I am also not sure how company will be restricted from “powering on additional virtual machines”. Based on the document described above there is no more physical resources limitation exept pCPU.
Any ideas?
Hi Xelor,
You are on the right track. The difference between 4.x and 5.x in the licensing is that the 4.x is limited to 6 cores only this means that you have to put less virtual machines than a host running 5.x which you can put 8 cores. more hosts = more power consumption. The other question I have no idea.
As the new vsphere 5.0 Enterprise model has limitations up to 32vCPU/VM. So based on that you if you not want to have more than 32vCPU on heavy server (very unlikely) you may dropp D answer too.
They will have six ESX 5.x Enterprise pCPU licenses with vRAM entitlement of 384GB (6X64GB) when upgrading from 4.1 Standard. All the vRAM will be used by the current VMs and they will not be able to start up any more.

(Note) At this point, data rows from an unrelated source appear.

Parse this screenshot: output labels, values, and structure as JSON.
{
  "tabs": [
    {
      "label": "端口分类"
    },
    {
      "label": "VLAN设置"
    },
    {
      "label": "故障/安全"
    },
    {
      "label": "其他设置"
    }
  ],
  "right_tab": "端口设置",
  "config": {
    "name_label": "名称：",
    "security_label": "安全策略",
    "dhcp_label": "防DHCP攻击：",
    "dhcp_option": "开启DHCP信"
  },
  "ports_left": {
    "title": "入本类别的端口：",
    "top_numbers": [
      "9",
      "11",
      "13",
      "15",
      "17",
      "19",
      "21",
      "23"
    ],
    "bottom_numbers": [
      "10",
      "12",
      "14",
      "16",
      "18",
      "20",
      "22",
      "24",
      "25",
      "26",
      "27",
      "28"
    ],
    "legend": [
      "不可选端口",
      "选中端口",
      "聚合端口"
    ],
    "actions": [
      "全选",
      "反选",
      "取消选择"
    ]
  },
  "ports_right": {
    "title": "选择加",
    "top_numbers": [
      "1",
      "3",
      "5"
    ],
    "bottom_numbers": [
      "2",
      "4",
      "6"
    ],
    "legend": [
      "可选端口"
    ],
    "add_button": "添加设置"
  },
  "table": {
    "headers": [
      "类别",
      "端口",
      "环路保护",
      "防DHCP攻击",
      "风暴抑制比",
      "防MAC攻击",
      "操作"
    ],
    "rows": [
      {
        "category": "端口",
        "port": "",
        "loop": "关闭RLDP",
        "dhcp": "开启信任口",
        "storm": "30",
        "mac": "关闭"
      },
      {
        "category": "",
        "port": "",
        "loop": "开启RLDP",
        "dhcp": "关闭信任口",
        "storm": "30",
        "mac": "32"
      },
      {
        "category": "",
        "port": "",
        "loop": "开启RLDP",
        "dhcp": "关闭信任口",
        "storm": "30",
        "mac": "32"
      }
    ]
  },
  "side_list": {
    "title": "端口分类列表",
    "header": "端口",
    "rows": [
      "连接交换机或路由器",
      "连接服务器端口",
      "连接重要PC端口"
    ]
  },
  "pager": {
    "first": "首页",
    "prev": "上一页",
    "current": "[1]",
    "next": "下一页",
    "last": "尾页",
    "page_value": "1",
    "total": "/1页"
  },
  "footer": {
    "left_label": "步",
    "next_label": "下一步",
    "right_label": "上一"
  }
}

CentimC is right. If you check the official VSphere Pricing document page 7, Figure.4 states that vSphere 4.x Advanced and Enterprise versions are entitled to vSphere 5.0 Enterprise version. From this, we can deduct 64GB vRAM and 8-way vCPU entitlements. Good luck with the rest of the calculation.
B & C are correct.
For B: there was no DPM in vSphere 4.1 Advanced, so moving to vSphere 5 Enterprise allowed for the organization to (in theory at least) reduce power consumption.